Data and Model Dependencies of Membership Inference Attack (2002.06856v5)

Abstract: Machine learning (ML) models have been shown to be vulnerable to Membership Inference Attacks (MIA), which infer the membership of a given data point in the target dataset by observing the prediction output of the ML model. While the key factors for the success of MIA have not yet been fully understood, existing defense mechanisms such as using L2 regularization \cite{10shokri2017membership} and dropout layers \cite{salem2018ml} take only the model's overfitting property into consideration. In this paper, we provide an empirical analysis of the impact of both the data and ML model properties on the vulnerability of ML techniques to MIA. Our results reveal the relationship between MIA accuracy and properties of the dataset and training model in use.

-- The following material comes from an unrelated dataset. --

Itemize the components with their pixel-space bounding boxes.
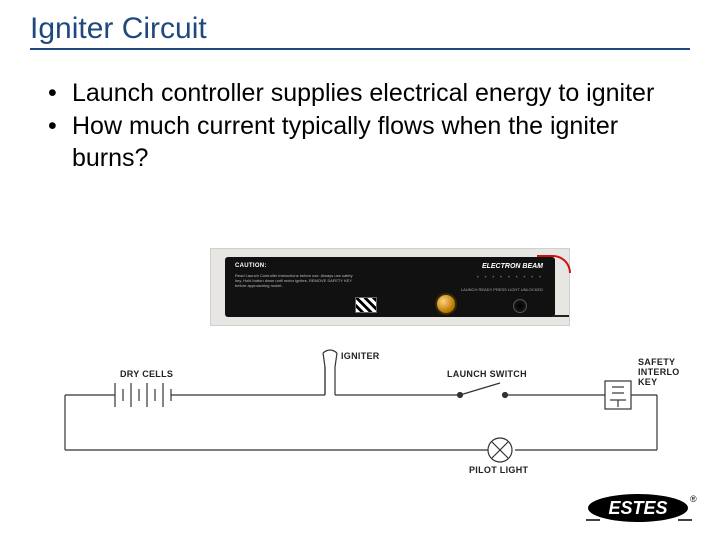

In particular, we show that the size of shadow dataset, the class and feature balance and the entropy of the target dataset, the configurations and fairness of the training model are the most influential factors. Based on those experimental findings, we conclude that along with model overfitting, multiple properties jointly contribute to MIA success instead of any single property. Building on our experimental findings, we propose using those data and model properties as regularizers to protect ML models against MIA. Our results show that the proposed defense mechanisms can reduce the MIA accuracy by up to 25\% without sacrificing the ML model prediction utility.